Décidée à garder la main et peser sur les débats, la Cour constitutionnelle prendra alors l’initiative, le 2 août 2019, de saisir la Cour européenne des Droit de l’Homme pour solliciter un avis consultatif portant sur cinq questions de portée très générale.
Consciente de l’instrumentalisation dont elle était l’objet, la CEDH répondra, dans son avis rendu le 29 mai 2020, ne pouvoir répondre aux deux premières questions, « ne discernant aucun lien direct » entre elles et la procédure concernant Robert Kotcharian accusé d’avoir tenté de renverser l’ordre constitutionnel !
S’agissant de la troisième question, la Cour européenne confirmera la compatibilité avec les exigences de la Convention, des dispositions pénales sur lesquelles sont fondées les poursuites contre Kotcharian, utilisant la technique de « législation par référence », à charge pour le tribunal de vérifier in concreto la clarté et la prévisibilité de l’infraction.
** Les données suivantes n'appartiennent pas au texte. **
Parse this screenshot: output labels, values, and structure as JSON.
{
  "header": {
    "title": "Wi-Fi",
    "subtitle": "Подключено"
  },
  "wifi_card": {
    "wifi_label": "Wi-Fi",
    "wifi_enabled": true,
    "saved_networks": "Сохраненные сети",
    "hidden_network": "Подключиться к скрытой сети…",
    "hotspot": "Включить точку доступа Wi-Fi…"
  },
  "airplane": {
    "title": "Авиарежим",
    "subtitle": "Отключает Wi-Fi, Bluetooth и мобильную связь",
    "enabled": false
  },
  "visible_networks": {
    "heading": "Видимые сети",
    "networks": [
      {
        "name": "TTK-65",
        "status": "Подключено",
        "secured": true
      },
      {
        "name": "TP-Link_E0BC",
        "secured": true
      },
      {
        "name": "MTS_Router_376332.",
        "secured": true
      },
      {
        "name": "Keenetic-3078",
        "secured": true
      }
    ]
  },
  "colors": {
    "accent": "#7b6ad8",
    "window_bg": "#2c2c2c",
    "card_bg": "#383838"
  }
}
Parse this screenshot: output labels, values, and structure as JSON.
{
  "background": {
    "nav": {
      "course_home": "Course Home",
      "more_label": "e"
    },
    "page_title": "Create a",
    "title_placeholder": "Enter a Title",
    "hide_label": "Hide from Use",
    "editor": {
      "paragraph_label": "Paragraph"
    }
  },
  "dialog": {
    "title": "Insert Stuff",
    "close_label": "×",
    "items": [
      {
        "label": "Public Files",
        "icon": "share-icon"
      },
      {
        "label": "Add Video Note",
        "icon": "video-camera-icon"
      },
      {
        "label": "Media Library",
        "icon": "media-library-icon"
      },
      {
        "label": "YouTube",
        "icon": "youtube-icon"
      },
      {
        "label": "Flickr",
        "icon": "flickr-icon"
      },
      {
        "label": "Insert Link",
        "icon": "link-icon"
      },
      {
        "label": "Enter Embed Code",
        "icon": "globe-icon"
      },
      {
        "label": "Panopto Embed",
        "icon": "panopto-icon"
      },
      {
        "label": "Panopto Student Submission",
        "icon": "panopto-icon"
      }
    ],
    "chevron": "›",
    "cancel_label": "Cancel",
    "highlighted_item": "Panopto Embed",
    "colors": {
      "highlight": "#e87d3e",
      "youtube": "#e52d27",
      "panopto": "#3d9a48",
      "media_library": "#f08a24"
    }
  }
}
Quant aux deux dernières questions portant sur la comparaison des deux versions du code pénal de l’infraction de renversement de l’ordre constitutionnel (avant et après 2009) et leur incidence éventuelle sur la rétroactivité de la Loi, la Cour européenne soulignera que « pareille comparaison doit tenir compte des circonstances particulières de l’espèce et ne peut être effectuées in abstracto ».
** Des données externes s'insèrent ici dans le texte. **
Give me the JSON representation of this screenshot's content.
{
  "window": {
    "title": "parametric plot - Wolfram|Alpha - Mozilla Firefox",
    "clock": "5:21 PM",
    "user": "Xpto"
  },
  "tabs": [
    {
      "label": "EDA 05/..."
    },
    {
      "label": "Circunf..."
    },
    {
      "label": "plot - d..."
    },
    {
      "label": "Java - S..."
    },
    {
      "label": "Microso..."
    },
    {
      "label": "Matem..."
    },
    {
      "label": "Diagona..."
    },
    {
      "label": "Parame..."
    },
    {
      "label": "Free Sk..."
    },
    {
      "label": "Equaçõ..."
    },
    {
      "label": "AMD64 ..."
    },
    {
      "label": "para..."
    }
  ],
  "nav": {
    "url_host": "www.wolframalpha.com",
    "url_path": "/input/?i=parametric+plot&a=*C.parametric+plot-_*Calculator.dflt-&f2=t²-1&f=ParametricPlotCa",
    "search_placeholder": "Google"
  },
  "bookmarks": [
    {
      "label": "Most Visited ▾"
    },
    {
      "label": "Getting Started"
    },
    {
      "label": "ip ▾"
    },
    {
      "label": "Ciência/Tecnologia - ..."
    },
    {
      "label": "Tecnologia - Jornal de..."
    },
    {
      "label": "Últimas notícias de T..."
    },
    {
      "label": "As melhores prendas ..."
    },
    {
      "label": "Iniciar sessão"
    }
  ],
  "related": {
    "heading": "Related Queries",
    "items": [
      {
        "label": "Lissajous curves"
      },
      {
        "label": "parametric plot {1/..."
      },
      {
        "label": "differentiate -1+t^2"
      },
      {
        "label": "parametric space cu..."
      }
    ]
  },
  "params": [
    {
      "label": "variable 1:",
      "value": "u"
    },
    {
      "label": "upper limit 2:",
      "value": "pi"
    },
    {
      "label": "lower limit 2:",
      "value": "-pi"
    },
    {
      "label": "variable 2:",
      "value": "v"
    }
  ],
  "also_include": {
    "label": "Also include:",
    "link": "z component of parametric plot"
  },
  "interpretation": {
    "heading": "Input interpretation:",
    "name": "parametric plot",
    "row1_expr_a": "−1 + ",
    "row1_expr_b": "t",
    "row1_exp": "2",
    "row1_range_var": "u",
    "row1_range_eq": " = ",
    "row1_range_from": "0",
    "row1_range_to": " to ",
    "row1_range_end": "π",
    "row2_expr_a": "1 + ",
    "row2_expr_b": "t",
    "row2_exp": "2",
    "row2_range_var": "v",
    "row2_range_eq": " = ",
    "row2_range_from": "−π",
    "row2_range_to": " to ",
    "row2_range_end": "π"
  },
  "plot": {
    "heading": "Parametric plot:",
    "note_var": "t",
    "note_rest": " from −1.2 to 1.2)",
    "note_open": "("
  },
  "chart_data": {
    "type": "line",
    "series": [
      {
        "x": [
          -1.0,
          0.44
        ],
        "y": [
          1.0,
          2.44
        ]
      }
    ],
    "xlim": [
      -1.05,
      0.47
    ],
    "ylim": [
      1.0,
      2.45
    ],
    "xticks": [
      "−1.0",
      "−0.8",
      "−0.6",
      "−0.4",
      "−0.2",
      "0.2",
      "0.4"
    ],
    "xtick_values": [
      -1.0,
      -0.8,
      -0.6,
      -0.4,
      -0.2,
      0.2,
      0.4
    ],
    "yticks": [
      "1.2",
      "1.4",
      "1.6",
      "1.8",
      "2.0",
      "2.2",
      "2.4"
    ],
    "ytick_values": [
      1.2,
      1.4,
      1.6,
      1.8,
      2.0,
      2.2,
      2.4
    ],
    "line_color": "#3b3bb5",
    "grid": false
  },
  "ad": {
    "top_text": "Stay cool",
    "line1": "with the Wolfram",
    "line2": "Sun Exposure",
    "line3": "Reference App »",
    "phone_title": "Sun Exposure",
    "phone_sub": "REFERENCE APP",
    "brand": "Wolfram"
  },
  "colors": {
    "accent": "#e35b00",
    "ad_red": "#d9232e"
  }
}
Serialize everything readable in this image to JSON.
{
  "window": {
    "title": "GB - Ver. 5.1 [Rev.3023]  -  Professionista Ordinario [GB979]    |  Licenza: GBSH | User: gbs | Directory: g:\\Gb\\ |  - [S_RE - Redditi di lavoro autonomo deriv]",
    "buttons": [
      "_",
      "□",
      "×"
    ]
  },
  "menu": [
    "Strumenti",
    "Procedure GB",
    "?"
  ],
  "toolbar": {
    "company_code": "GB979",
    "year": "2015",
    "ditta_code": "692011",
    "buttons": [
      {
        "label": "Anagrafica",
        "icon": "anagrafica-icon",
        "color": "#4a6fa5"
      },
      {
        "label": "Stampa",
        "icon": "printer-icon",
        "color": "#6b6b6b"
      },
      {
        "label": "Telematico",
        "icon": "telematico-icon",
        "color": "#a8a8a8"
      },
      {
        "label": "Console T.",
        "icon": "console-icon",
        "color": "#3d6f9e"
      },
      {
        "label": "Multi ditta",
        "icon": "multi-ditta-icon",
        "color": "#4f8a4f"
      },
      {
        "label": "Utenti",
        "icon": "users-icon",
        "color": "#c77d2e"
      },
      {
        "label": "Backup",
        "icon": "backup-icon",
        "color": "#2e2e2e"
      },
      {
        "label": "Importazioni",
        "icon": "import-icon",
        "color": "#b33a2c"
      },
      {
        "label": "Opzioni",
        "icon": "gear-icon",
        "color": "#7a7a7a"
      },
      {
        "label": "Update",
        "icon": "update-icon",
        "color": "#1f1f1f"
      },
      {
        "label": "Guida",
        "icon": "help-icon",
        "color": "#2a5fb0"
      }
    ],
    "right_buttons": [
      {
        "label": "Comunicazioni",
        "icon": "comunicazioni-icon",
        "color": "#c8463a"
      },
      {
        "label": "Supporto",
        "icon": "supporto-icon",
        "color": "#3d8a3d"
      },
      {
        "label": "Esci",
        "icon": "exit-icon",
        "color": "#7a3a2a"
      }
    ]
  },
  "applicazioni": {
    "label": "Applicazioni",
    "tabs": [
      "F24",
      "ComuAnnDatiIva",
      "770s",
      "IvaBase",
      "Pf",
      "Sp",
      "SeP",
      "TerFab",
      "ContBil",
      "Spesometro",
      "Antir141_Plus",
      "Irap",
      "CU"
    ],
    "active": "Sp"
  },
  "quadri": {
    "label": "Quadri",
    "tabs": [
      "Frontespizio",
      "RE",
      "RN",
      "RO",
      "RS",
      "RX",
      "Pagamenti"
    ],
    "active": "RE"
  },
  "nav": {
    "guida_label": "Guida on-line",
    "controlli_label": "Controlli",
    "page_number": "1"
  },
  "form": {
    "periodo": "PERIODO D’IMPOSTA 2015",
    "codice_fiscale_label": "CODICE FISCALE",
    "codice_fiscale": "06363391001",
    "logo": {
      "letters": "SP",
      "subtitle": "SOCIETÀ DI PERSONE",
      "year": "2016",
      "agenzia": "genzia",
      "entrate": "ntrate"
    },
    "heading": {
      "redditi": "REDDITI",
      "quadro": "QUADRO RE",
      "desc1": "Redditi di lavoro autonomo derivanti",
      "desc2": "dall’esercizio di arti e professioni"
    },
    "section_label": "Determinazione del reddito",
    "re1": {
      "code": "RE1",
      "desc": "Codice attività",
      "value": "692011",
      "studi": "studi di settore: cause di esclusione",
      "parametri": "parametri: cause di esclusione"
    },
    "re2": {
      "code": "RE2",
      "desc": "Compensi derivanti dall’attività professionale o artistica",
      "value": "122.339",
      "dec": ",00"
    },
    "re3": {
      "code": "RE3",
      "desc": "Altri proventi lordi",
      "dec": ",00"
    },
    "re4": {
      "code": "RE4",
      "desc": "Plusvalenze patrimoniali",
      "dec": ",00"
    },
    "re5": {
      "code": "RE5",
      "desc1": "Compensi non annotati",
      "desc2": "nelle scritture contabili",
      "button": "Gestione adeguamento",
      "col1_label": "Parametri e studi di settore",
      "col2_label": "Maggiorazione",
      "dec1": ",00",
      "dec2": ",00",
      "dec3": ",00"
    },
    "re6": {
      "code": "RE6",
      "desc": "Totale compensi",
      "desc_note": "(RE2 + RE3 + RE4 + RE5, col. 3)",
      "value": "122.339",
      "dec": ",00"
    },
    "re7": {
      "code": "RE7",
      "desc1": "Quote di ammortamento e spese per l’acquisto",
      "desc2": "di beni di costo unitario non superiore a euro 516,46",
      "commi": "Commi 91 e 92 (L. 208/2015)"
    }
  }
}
Au final, cette initiative en faveur des intérêts de Robert Kotcharian s’est retournée contre la Cour constitutionnelle qui revient bredouille de Strasbourg et se fait égratigner au passage à travers quelques remarques cinglantes. L’échec de sa stratégie n’a que davantage compromis son impartialité et le changement de sa composition est devenu une urgence autant juridique que politique.
En refusant de démissionner, les juges n’ont fait que confirmer leur volonté de bloquer les réformes pour lesquelles les Arméniens ont voté à plus de 70% et de défendre les intérêts d’un clan qui, comme personne, a bafoué l’État de droit, à commencer par le premier d’entre eux, Robert Kotcharian.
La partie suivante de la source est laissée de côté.